Trump plans to sign pardon for suffrage leader Anthony
WASHINGTON — President Donald Trump said Tuesday that he will pardon Susan B. Anthony, a women’s suffrage leader arrested for voting in 1872 in violation of laws permitting only men to cast ballots.
Trump held a White House event to announce the pardon and sign a proclamation declaring August 2020 as National Suffrage Month.
The U.S. is marking the 100th anniversary of women’s suffrage. Many event organizers, mindful that the 19th Amendment mostly benefited white women after its ratification, have been careful to present it as a commemoration, not a celebration.
The amendment to the U.S. Constitution was ratified on Aug. 18, 1920, but many women of color were prevented from casting ballots for decades afterward because of poll taxes, literacy tests, overt racism, intimidation, and laws that prevented the grandchildren of slaves from voting. Much of that didn’t change until the Voting Rights Act of 1965.
The 19th Amendment is also known as the Susan B. Anthony Amendment.
Trump said he would sign “a full and complete pardon” for Anthony.
Anthony was arrested for voting in her hometown of Rochester, N.Y., and convicted in a widely publicized trial. Although she refused to pay the fine, authorities declined to take further action.
The 19th Amendment states that “The right of citizens of the United States to vote shall not be denied or abridged by the United States or by any State on account of sex.”

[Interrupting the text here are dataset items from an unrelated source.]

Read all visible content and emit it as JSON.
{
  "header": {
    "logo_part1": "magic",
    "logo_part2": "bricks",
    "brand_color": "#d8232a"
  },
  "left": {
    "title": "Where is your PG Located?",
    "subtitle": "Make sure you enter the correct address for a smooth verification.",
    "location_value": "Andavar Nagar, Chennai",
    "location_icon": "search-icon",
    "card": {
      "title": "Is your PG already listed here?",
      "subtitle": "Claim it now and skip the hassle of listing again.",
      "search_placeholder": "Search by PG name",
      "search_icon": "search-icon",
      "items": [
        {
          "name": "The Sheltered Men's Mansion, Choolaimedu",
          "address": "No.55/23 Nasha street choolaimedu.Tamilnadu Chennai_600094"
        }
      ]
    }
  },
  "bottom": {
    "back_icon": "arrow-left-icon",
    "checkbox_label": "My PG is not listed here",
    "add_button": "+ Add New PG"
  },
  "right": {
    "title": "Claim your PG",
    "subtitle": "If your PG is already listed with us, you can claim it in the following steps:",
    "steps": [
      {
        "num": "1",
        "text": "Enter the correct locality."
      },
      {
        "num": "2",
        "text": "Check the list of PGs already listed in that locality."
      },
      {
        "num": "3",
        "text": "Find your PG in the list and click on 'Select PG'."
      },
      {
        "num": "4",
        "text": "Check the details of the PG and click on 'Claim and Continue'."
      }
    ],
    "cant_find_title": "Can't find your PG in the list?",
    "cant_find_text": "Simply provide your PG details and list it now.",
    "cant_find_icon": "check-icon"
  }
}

Visiting Anthony’s grave site in Rochester on Election Day has become a popular ritual in recent years. Thousands turned out in 2016 for the presidential matchup between Trump and Hillary Clinton. In 2018, voters showed up by the dozens to put their “I Voted” stickers on her headstone.
Not everyone was enthusiastic about the pardon.
New York Lt. Gov. Kathy Hochul, a Democrat, demanded that Trump rescind it. “She was proud of her arrest to draw attention to the cause for women’s rights, and never paid her fine,” Hochul tweeted. “Let her Rest In Peace.”
Many commemorations — such as exhibits inside the Arizona Capitol Museum, a gathering on the North Carolina Statehouse lawn and those that moved online because of the coronavirus pandemic — have highlighted a more nuanced history of the American women’s suffrage movement alongside the traditional tributes to well-known suffragists such as Anthony and Elizabeth Cady Stanton.
“Like many movements, the stories are complicated and I think it’s important, as we have an opportunity to reflect and to celebrate, that we also are honest about how we didn’t meet all of our aspirations,” said Rhode Island Secretary of State Nellie Gorbea, a Democrat born and raised in Puerto Rico who has helped to organize her state’s suffrage commemoration efforts. “It’s important to have these conversations so we can do a better job of going forward.”
Janice Jones Schroeder, a member of the Lumbee Tribe of North Carolina, said she was impressed that organizers of the state’s suffrage anniversary activities thought to include her in a commemoration event last September on the lawn of the Statehouse.
“At that time, American Indians were not even considered citizens of the United States,” she said. While the Snyder Act of 1924 admitted American Indians born in the U.S. to full citizenship, it was left up to the states to decide who had the right to vote, and it took more than 40 years for all 50 states to agree to grant them voting rights.